After conducting global sensitivity analysis via Python’s SALib package to determine parameter sensitivity, Mancera introduced the kinetic phases of CAR T-cells:

  • Population decline occurs at the onset of the distribution phase because the cells begin to distribute themselves throughout the tissues.
  • The population expands during the expansion phase after it encounters the tumor antigen.
  • During the contraction and persistence phases, the population declines due to exhaustion and natural cell death.
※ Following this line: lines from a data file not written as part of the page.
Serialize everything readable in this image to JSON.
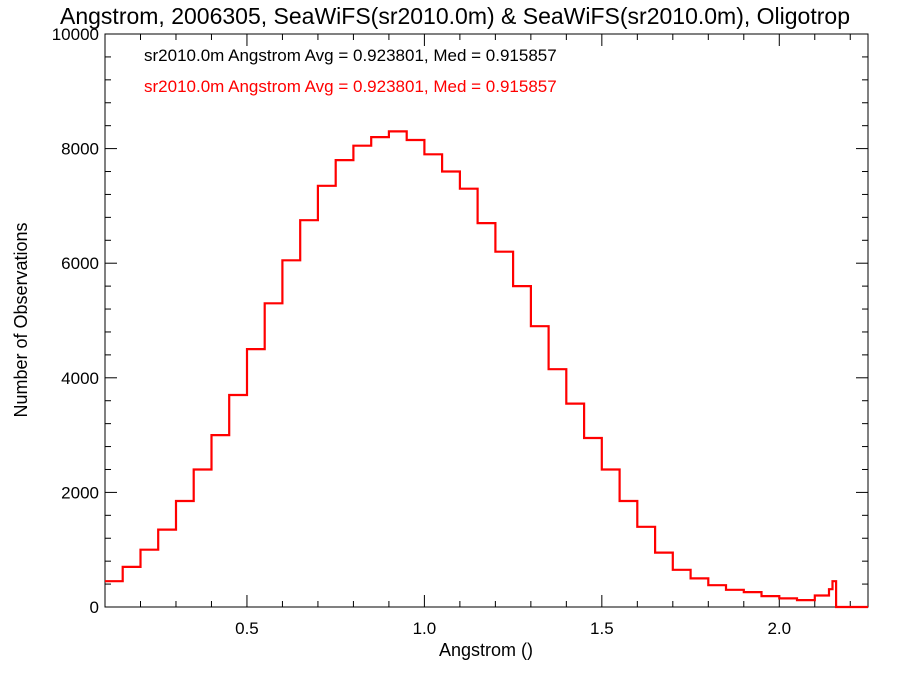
{
  "chart_data": {
    "type": "line",
    "title": "Angstrom, 2006305, SeaWiFS(sr2010.0m) & SeaWiFS(sr2010.0m), Oligotrop",
    "xlabel": "Angstrom ()",
    "ylabel": "Number of Observations",
    "xlim": [
      0.1,
      2.25
    ],
    "ylim": [
      0,
      10000
    ],
    "x_ticks": [
      0.5,
      1.0,
      1.5,
      2.0
    ],
    "x_tick_labels": [
      "0.5",
      "1.0",
      "1.5",
      "2.0"
    ],
    "y_ticks": [
      0,
      2000,
      4000,
      6000,
      8000,
      10000
    ],
    "y_tick_labels": [
      "0",
      "2000",
      "4000",
      "6000",
      "8000",
      "10000"
    ],
    "step_style": "histogram",
    "annotations": [
      {
        "text": "sr2010.0m Angstrom Avg = 0.923801, Med = 0.915857",
        "color": "#000000"
      },
      {
        "text": "sr2010.0m Angstrom Avg = 0.923801, Med = 0.915857",
        "color": "#ff0000"
      }
    ],
    "series": [
      {
        "color": "#ff0000",
        "x": [
          0.1,
          0.15,
          0.2,
          0.25,
          0.3,
          0.35,
          0.4,
          0.45,
          0.5,
          0.55,
          0.6,
          0.65,
          0.7,
          0.75,
          0.8,
          0.85,
          0.9,
          0.95,
          1.0,
          1.05,
          1.1,
          1.15,
          1.2,
          1.25,
          1.3,
          1.35,
          1.4,
          1.45,
          1.5,
          1.55,
          1.6,
          1.65,
          1.7,
          1.75,
          1.8,
          1.85,
          1.9,
          1.95,
          2.0,
          2.05,
          2.1,
          2.14,
          2.15,
          2.16,
          2.25
        ],
        "y": [
          450,
          700,
          1000,
          1350,
          1850,
          2400,
          3000,
          3700,
          4500,
          5300,
          6050,
          6750,
          7350,
          7800,
          8050,
          8200,
          8300,
          8150,
          7900,
          7600,
          7300,
          6700,
          6200,
          5600,
          4900,
          4150,
          3550,
          2950,
          2400,
          1850,
          1400,
          950,
          650,
          500,
          380,
          300,
          260,
          190,
          150,
          120,
          200,
          310,
          450,
          0,
          0
        ]
      }
    ]
  }
}
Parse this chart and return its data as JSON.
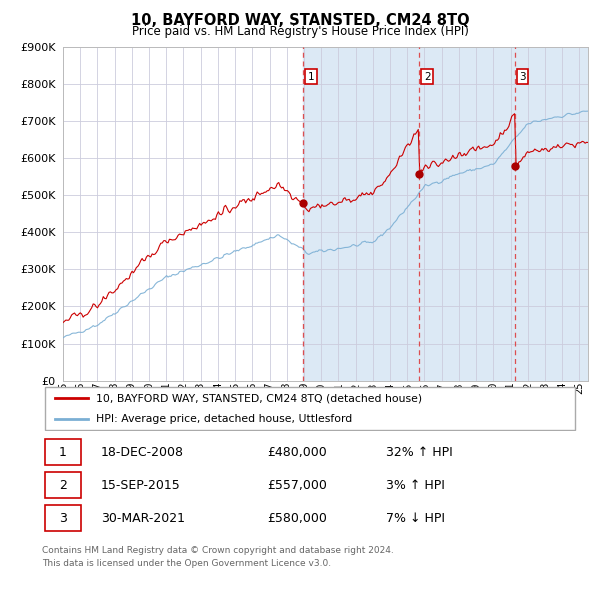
{
  "title": "10, BAYFORD WAY, STANSTED, CM24 8TQ",
  "subtitle": "Price paid vs. HM Land Registry's House Price Index (HPI)",
  "legend_property": "10, BAYFORD WAY, STANSTED, CM24 8TQ (detached house)",
  "legend_hpi": "HPI: Average price, detached house, Uttlesford",
  "footer1": "Contains HM Land Registry data © Crown copyright and database right 2024.",
  "footer2": "This data is licensed under the Open Government Licence v3.0.",
  "transactions": [
    {
      "num": 1,
      "date": "18-DEC-2008",
      "price": 480000,
      "pct": "32%",
      "dir": "↑"
    },
    {
      "num": 2,
      "date": "15-SEP-2015",
      "price": 557000,
      "pct": "3%",
      "dir": "↑"
    },
    {
      "num": 3,
      "date": "30-MAR-2021",
      "price": 580000,
      "pct": "7%",
      "dir": "↓"
    }
  ],
  "sale_dates_decimal": [
    2008.96,
    2015.71,
    2021.25
  ],
  "sale_prices": [
    480000,
    557000,
    580000
  ],
  "ylim": [
    0,
    900000
  ],
  "yticks": [
    0,
    100000,
    200000,
    300000,
    400000,
    500000,
    600000,
    700000,
    800000,
    900000
  ],
  "property_color": "#cc0000",
  "hpi_color": "#7bafd4",
  "background_color": "#dce9f5",
  "grid_color": "#ccccdd",
  "start_year": 1995,
  "end_year": 2025.5
}
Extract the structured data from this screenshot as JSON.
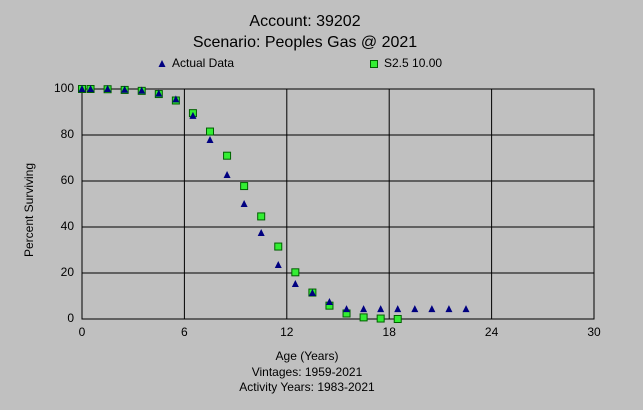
{
  "chart_data": {
    "type": "scatter",
    "title": "Account: 39202",
    "subtitle": "Scenario: Peoples Gas @ 2021",
    "x_label": "Age (Years)",
    "y_label": "Percent Surviving",
    "annotations": [
      "Vintages: 1959-2021",
      "Activity Years: 1983-2021"
    ],
    "x": [
      0,
      0.5,
      1.5,
      2.5,
      3.5,
      4.5,
      5.5,
      6.5,
      7.5,
      8.5,
      9.5,
      10.5,
      11.5,
      12.5,
      13.5,
      14.5,
      15.5,
      16.5,
      17.5,
      18.5,
      19.5,
      20.5,
      21.5,
      22.5
    ],
    "series": [
      {
        "name": "Actual Data",
        "color": "#000080",
        "marker": "triangle",
        "values": [
          100,
          100,
          100,
          99.7,
          99.3,
          98,
          95.5,
          88.3,
          77.8,
          62.6,
          50,
          37.4,
          23.5,
          15.2,
          11.3,
          7.4,
          4.3,
          4.3,
          4.3,
          4.3,
          4.3,
          4.3,
          4.3,
          4.3
        ]
      },
      {
        "name": "S2.5 10.00",
        "color": "#33ee33",
        "marker": "square",
        "values": [
          100,
          100,
          99.9,
          99.6,
          99.2,
          97.8,
          95,
          89.5,
          81.5,
          71,
          57.8,
          44.6,
          31.5,
          20.3,
          11.5,
          5.8,
          2.4,
          0.7,
          0.2,
          0,
          null,
          null,
          null,
          null
        ]
      }
    ],
    "xlim": [
      0,
      30
    ],
    "xticks": [
      0,
      6,
      12,
      18,
      24,
      30
    ],
    "ylim": [
      0,
      100
    ],
    "yticks": [
      0,
      20,
      40,
      60,
      80,
      100
    ],
    "grid": true
  }
}
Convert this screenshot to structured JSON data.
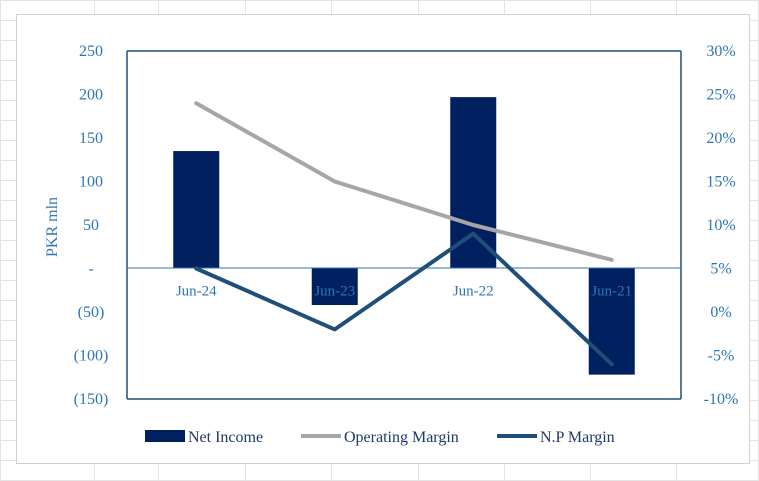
{
  "chart_data": {
    "type": "bar",
    "categories": [
      "Jun-24",
      "Jun-23",
      "Jun-22",
      "Jun-21"
    ],
    "ylabel": "PKR mln",
    "y_left": {
      "lim": [
        -150,
        250
      ],
      "ticks": [
        250,
        200,
        150,
        100,
        50,
        0,
        -50,
        -100,
        -150
      ],
      "tick_labels": [
        "250",
        "200",
        "150",
        "100",
        "50",
        "-",
        "(50)",
        "(100)",
        "(150)"
      ]
    },
    "y_right": {
      "lim": [
        -10,
        30
      ],
      "ticks": [
        30,
        25,
        20,
        15,
        10,
        5,
        0,
        -5,
        -10
      ],
      "tick_labels": [
        "30%",
        "25%",
        "20%",
        "15%",
        "10%",
        "5%",
        "0%",
        "-5%",
        "-10%"
      ]
    },
    "series": [
      {
        "name": "Net Income",
        "type": "bar",
        "axis": "left",
        "values": [
          135,
          -42,
          197,
          -122
        ],
        "color": "#002060"
      },
      {
        "name": "Operating Margin",
        "type": "line",
        "axis": "right",
        "values": [
          24,
          15,
          10,
          6
        ],
        "color": "#a6a6a6"
      },
      {
        "name": "N.P Margin",
        "type": "line",
        "axis": "right",
        "values": [
          5,
          -2,
          9,
          -6
        ],
        "color": "#1f4e79"
      }
    ],
    "legend": "bottom",
    "grid": false
  }
}
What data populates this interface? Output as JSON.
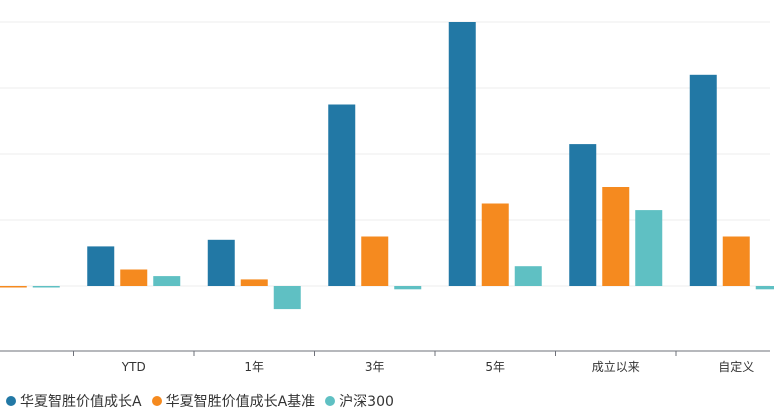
{
  "chart_data": {
    "type": "bar",
    "categories": [
      "",
      "YTD",
      "1年",
      "3年",
      "5年",
      "成立以来",
      "自定义"
    ],
    "series": [
      {
        "name": "华夏智胜价值成长A",
        "color": "#2278a5",
        "values": [
          0,
          12,
          14,
          55,
          80,
          43,
          64
        ]
      },
      {
        "name": "华夏智胜价值成长A基准",
        "color": "#f58a1f",
        "values": [
          0,
          5,
          2,
          15,
          25,
          30,
          15
        ]
      },
      {
        "name": "沪深300",
        "color": "#5fc0c3",
        "values": [
          0,
          3,
          -7,
          -1,
          6,
          23,
          -1
        ]
      }
    ],
    "ylim": [
      -20,
      80
    ],
    "grid": true,
    "legend": "bottom-left"
  }
}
Mancera then presented several scenarios that evaluate the way in which immunosuppressive effects influence CAR T-cell immunotherapy. When \(\kappa_3\) (the rate of apoptosis and immunosuppression of CAR T-cells) is low, the initial dose of immunotherapy can control the melanoma tumor for a certain amount of time. But when this rate increases, the tumor cell population is no longer reduced to undetectable levels. The same is true for other settings — the tumor cells eventually grow to carrying capacity. Given this result, Mancera considered an ongoing clinical trial as an alternative scenario, delivered the initial application, and simulated applications after seven and 14 days of different immunotherapy doses. He found that this form of cycle immunotherapy extends the capability of tumor control; after 14 days, this clinical trial scenario controlled the number of cancer cells for a longer time than the first two settings. “What you can see in this very simple numerical simulation is that this might be a new way to do CAR T-cell immunotherapy, even though the cost is very high,” he said.

Mancera concluded by affirming the value of CAR T-cell therapy in melanoma cancer cell treatment regimens when combined with other methods, such as radiotherapy. “In our point of view, CAR T-cells must be considered with other kinds of treatment,” he said. “Immunologists should try radiotherapy and then CAR T-cell therapy.”


Lina Sorg is the managing editor of SIAM News.